KRONOS (Kohn-Residual Optimized Numerics Over Silicon) is a research-grade, ab initio plane-wave pseudopotential DFT engine targeting periodic crystalline systems. It solves the Kohn-Sham equations self-consistently using norm-conserving pseudopotentials, LDA and GGA exchange-correlation functionals, and a GPU abstraction layer for CUDA/HIP offloading. This page describes the outputs, scope, and internal conventions of the engine before diving into the SCF flowchart, component diagram, and algorithms in subsequent pages.

KRONOS (Kohn-Residual Optimized Numerics Over Silicon) is a research-grade, ab initio plane-wave pseudopotential Density Functional Theory (DFT) engine.
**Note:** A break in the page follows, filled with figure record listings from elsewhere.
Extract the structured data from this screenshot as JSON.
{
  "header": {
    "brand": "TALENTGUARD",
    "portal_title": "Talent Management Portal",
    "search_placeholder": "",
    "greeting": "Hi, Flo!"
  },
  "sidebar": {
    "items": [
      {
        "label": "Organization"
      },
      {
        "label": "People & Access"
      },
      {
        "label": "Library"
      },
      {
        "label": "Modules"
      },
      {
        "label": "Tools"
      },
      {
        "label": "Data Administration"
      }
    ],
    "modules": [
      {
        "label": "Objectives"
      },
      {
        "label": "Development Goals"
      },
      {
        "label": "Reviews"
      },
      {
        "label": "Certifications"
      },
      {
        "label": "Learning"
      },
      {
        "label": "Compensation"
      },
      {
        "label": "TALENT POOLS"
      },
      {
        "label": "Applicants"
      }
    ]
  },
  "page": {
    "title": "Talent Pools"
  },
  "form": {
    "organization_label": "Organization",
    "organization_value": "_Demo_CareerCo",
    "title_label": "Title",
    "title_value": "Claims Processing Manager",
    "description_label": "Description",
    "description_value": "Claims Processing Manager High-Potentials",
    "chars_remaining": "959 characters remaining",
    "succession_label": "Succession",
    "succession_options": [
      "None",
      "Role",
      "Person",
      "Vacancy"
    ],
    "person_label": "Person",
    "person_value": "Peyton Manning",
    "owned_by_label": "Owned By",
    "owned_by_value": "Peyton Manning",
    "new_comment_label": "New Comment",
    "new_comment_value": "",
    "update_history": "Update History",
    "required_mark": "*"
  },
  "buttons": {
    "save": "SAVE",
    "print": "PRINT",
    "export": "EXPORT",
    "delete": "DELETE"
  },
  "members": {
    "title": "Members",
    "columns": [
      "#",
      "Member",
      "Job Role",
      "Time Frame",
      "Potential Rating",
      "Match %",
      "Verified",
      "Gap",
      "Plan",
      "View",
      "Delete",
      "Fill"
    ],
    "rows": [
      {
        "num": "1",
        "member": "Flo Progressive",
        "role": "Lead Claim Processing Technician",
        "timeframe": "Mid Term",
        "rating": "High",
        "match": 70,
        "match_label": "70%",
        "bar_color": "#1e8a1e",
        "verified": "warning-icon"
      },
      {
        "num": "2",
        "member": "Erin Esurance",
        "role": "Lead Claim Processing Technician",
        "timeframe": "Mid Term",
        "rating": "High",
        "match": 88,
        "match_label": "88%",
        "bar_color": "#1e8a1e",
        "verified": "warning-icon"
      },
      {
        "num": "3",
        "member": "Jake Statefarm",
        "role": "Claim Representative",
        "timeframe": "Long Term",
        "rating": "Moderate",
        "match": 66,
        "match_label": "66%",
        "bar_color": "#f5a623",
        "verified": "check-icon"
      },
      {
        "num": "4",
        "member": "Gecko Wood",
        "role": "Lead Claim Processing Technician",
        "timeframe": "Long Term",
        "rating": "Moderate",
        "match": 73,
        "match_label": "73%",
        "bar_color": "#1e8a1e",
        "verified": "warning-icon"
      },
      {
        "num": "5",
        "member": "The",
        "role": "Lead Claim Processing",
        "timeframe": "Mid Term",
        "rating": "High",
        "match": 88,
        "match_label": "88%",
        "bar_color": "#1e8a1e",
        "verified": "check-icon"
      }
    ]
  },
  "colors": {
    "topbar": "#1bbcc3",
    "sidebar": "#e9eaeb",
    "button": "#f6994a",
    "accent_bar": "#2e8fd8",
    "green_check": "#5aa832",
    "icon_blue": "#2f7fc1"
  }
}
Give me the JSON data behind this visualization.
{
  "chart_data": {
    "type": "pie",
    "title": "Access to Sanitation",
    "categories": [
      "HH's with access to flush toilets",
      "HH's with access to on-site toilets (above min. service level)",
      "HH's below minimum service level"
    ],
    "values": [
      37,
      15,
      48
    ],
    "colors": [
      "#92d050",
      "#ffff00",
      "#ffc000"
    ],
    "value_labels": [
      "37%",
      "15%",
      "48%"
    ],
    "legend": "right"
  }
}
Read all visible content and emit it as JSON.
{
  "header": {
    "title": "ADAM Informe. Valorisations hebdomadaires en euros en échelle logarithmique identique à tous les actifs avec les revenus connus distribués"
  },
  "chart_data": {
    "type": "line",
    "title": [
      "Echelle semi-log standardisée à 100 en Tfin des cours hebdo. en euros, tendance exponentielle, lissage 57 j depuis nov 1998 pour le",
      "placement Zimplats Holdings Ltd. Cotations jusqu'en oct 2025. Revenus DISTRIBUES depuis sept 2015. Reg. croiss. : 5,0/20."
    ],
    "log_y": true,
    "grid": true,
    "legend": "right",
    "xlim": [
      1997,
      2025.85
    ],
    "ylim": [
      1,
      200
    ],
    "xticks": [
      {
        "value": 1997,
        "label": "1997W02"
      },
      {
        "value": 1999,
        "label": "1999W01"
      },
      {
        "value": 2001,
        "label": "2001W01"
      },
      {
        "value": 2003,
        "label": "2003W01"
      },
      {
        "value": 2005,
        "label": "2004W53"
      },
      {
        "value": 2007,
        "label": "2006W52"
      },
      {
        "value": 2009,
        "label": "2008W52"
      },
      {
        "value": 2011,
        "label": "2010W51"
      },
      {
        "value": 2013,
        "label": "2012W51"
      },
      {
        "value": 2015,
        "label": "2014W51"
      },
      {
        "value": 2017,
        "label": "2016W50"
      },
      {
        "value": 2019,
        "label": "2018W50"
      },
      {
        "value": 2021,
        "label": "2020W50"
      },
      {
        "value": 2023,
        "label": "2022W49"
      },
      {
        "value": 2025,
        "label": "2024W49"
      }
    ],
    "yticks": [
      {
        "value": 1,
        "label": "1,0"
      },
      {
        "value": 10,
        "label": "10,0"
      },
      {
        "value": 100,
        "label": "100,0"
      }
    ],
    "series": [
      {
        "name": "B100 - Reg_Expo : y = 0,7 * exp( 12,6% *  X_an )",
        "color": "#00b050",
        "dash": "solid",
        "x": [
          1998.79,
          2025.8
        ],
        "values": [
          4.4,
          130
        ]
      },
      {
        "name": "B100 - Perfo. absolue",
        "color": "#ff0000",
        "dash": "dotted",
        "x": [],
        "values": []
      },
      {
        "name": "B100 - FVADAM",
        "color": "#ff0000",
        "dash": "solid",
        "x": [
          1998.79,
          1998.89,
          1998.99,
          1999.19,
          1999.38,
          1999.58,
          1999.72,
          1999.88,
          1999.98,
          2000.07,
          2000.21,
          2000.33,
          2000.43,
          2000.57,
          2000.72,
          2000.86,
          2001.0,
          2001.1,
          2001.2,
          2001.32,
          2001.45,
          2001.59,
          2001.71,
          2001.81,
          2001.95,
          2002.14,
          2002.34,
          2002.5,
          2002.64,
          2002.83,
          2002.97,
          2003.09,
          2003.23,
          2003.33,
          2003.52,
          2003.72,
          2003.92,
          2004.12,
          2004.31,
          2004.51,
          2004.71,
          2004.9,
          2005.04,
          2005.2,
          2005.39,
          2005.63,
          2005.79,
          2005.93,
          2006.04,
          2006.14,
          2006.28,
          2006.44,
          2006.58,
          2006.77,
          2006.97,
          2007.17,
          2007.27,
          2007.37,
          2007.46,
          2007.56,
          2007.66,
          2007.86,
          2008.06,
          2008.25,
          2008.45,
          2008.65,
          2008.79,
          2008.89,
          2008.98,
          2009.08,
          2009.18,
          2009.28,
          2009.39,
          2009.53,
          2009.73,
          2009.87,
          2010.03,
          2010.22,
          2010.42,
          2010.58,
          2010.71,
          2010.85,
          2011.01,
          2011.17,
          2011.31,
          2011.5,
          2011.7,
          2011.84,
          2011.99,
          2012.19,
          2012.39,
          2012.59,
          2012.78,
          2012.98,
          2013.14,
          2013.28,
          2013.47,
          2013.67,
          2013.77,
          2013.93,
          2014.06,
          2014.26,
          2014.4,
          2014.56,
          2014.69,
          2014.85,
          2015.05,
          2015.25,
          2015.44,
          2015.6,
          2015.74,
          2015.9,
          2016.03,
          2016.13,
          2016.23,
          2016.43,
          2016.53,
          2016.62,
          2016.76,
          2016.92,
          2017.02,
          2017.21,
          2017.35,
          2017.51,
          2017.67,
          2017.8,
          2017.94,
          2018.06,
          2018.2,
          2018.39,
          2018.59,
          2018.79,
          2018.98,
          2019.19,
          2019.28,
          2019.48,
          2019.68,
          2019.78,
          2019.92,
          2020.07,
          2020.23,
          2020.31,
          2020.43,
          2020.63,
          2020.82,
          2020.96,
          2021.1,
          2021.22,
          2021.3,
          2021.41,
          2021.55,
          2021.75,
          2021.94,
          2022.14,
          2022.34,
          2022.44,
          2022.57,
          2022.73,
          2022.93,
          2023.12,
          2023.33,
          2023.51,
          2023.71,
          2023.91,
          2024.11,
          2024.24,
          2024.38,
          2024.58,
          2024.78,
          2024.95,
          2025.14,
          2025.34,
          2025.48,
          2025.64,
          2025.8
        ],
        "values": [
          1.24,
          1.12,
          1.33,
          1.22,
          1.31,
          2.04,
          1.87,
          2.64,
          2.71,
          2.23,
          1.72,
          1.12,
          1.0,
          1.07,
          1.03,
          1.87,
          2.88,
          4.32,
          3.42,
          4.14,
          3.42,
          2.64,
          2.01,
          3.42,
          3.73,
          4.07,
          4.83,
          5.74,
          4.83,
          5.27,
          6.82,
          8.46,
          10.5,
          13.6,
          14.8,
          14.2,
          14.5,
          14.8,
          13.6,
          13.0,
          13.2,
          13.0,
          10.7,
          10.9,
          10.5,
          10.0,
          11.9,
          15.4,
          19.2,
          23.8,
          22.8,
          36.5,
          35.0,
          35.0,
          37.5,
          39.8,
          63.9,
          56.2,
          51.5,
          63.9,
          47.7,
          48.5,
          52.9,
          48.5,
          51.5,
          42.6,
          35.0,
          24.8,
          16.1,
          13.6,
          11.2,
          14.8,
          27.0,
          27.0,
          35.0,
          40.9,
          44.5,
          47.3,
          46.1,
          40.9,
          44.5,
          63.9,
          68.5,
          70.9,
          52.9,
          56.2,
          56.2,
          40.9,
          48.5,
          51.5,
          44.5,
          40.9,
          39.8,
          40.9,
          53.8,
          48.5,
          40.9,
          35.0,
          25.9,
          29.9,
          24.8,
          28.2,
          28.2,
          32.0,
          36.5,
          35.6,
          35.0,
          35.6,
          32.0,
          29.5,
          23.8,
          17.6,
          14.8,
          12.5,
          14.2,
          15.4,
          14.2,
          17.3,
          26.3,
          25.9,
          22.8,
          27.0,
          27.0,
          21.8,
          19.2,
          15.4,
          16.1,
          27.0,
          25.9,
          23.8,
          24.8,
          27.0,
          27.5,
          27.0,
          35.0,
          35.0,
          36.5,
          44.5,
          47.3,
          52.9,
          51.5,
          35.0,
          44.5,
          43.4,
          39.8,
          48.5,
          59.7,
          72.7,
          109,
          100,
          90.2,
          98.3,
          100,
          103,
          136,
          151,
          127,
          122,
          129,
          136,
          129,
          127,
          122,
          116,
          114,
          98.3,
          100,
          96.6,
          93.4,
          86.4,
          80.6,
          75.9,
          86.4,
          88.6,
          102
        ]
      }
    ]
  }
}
It solves the Kohn-Sham equations self-consistently to compute:

  • Ground-state total energy and its decomposition (kinetic, Hartree, XC, local PP, nonlocal PP, Ewald ion-ion)
  • Kohn-Sham eigenvalues and band structure
  • Electron density on real-space and reciprocal-space grids
  • Hellmann-Feynman ionic forces
  • Density of states

KRONOS targets norm-conserving pseudopotentials (NCPP) with LDA and GGA exchange-correlation functionals. It reads standard UPF v2 pseudopotential files and YAML input, and writes JSON summaries and HDF5 binary output.

Within the DFT ecosystem, KRONOS occupies the same niche as Quantum ESPRESSO's PWscf module -- a plane-wave code operating in reciprocal space with periodic boundary conditions. It is designed for periodic crystalline systems (bulk solids, surfaces, 2D materials with vacuum padding) using the pseudopotential approximation to replace core electrons.

All internal quantities use Rydberg atomic units (energies in Ry, lengths in bohr). The code is written in C++20 with a GPU abstraction layer for future CUDA/HIP offloading.